Every January for the past decade, Seibels’ managers reviewed plans for responding to a hurricane that strikes somewhere in the Southeast, where the company serves more than 350,000 policyholders.
They would do some tweaking where necessary, check the latest long-range tropical storm forecasts and make sure everyone — from call center personnel to vendors — was on board and ready.
“We plan, and plan, and then we over plan, and plan some more,” said Dester Terry, president and chief claims officer.
With the tropics unusually quiet over the stretch, the plans remained management’s best idea of how the team should and would respond should a storm hit.
Then in October came Hurricane Matthew; a massive storm that formed in the Caribbean Sea. Matthew slammed Haiti and clipped the eastern tip of Cuba as a category 5 storm, chugged up the Atlantic coast making landfall as a category 2 storm in north Florida, and then made landfall a second time as a category 1 storm in South Carolina.
The storm left up to $6 billion to $8 billion in damage and killed more than 1,000.
“We were prepared,” said Clarence Lee, vice president of catastrophe operations and property claims. “We’ve been running these drills for the last 10-12 years and never had a chance to put them into action.”
Founded in 1869, Seibels has evolved from the company that invented the filing cabinet to a provider of technology solutions, business process and hosting services, and claims administration services to the property and casualty insurance industry.
Seibels offers the Business Processing Outsourcing model, which provides business administration services that include policy processing, underwriting, customer service, premium processing and commissions, and document management such as printing and mailing declarations, policy forms, and postal sorting.
A year ago, the company launched its Third Party Administration model, which provides oversight and management of a carrier’s accounts, management, file review, re-inspection, and First Notice of Loss services.
Matthew provided the company an opportunity to test its ability to provide the timely back office services its carrier clients would need — from answering calls from policyholders to sending adjusters into the field — in serving thousands of customers over a widespread area.
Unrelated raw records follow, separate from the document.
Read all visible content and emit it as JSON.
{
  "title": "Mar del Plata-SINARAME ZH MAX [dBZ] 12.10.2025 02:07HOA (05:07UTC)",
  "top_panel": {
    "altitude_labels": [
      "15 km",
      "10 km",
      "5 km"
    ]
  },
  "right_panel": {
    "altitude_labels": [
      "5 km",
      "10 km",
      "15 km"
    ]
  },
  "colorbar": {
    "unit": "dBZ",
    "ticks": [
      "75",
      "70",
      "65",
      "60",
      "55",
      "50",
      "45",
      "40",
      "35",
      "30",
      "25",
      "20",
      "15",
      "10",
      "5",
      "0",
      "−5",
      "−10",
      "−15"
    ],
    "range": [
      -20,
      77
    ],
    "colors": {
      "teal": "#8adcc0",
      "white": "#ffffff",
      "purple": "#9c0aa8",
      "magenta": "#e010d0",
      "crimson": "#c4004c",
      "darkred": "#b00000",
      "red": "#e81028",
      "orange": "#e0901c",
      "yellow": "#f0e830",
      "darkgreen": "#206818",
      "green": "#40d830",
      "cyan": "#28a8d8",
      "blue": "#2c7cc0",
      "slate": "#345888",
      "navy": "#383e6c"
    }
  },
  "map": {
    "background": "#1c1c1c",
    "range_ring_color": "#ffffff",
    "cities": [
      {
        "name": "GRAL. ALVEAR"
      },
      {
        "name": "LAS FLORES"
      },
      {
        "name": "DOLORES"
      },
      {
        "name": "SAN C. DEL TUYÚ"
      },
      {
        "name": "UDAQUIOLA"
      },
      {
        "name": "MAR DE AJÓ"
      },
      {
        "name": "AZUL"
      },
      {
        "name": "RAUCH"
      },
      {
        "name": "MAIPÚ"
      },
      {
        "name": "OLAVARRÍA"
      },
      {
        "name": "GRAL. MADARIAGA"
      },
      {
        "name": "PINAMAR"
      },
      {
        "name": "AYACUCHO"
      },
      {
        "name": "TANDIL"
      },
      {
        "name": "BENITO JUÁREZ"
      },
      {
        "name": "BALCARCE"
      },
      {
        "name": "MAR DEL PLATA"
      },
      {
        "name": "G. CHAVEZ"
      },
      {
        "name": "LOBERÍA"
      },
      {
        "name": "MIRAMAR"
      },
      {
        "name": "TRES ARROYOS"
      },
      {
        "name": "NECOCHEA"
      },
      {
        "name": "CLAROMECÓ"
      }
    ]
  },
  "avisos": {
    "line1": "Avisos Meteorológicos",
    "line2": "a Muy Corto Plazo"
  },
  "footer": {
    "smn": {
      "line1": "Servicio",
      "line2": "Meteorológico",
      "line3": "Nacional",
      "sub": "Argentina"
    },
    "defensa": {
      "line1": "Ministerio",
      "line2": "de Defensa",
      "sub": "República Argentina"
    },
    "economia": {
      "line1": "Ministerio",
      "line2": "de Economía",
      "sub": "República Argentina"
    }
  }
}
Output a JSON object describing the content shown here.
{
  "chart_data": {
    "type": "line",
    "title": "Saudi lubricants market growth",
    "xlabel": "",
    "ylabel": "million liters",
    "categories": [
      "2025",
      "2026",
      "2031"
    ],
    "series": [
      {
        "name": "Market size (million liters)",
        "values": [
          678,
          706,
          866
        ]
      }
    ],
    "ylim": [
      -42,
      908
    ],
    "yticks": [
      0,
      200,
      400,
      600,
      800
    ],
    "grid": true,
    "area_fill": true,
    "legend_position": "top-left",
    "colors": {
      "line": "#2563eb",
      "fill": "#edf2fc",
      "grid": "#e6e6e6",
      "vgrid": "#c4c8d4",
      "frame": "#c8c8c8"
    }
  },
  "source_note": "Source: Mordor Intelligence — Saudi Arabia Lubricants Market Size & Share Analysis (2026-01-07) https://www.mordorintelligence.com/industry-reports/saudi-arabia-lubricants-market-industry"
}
As the storm approached, Seibels went through the same kind of preparation as do the state’s utilities, first responders, and state and local government agencies. The priority was making sure the call center would be adequately staffed and trained.
“It all starts in the call center,” Lee said. “When that first call for claim comes in, we’ve got to make sure we get that claim from the phone call into our system. Once we get it into our system, then we make sure we have everything we need to have the resources to be able to push it out into the field.”
Having the proper back office support is essential, Terry added.
Most of the company’s client carriers are virtual businesses, with as many as 16 employees writing policies. Seibels provides the support, tailoring the type of service to the carrier’s needs.
Although Seibels may serve several difference carriers, the policyholder may think that the person answering their call is an employee of the carrier. “We are everything to them from soup to nuts,” Terry said.
In addition to ramping up the office operation, staffers used mapping software to project the storm’s path, determine how many policyholders might be impacted, and then hone in on how much claims might total.
“We get a pretty good idea of what type of volume we could be seeing,” Terry said.
As Matthew approached, about 30 workers were on hand to handle the first influx of claims, Terry said. As the storm worsened, another 30 to 35 workers were brought in.
Essential personnel were put up in downtown hotels to ensure that that lack of staffers wouldn’t hamper response to customers’ calls.
After Matthew blew out of South Carolina, Seibels dispatched personnel to set up claim operations in tent cities the state had erected in Hilton Head Island and Florence County to provide shelter for people who lost their homes, Terry said.
“It was important to show the state and citizens that, hey, we’re here to help,” Terry said.
Following the storm, managers crunched key metrics to measure how well the company responded to Matthew.
Seibels reported that more than 6,400 damage claims were processed and 90% were closed within 45 days.
The company also reported that more than 12,600 calls were answered and 96% were handled in a manner that met the contact center service level standard.
“Hold times at the call center were virtually nonexistent and Gulfstream customers were contacted by a claim professional on the same day they reported their claim, even on day one of landfall,” Jeffrey Garretson, vice president of claims of Gulfstream Property & Casualty, a Sarasota, Fla.-based carrier, said in a testimonial provided by Seibels.
In the postmortem following Matthew, Terry said the company is high on its performance.
“Believe it or not, for us not having anything take place in 10 years, we were prepared,” Terry said. “We were very pleased with the outcome.”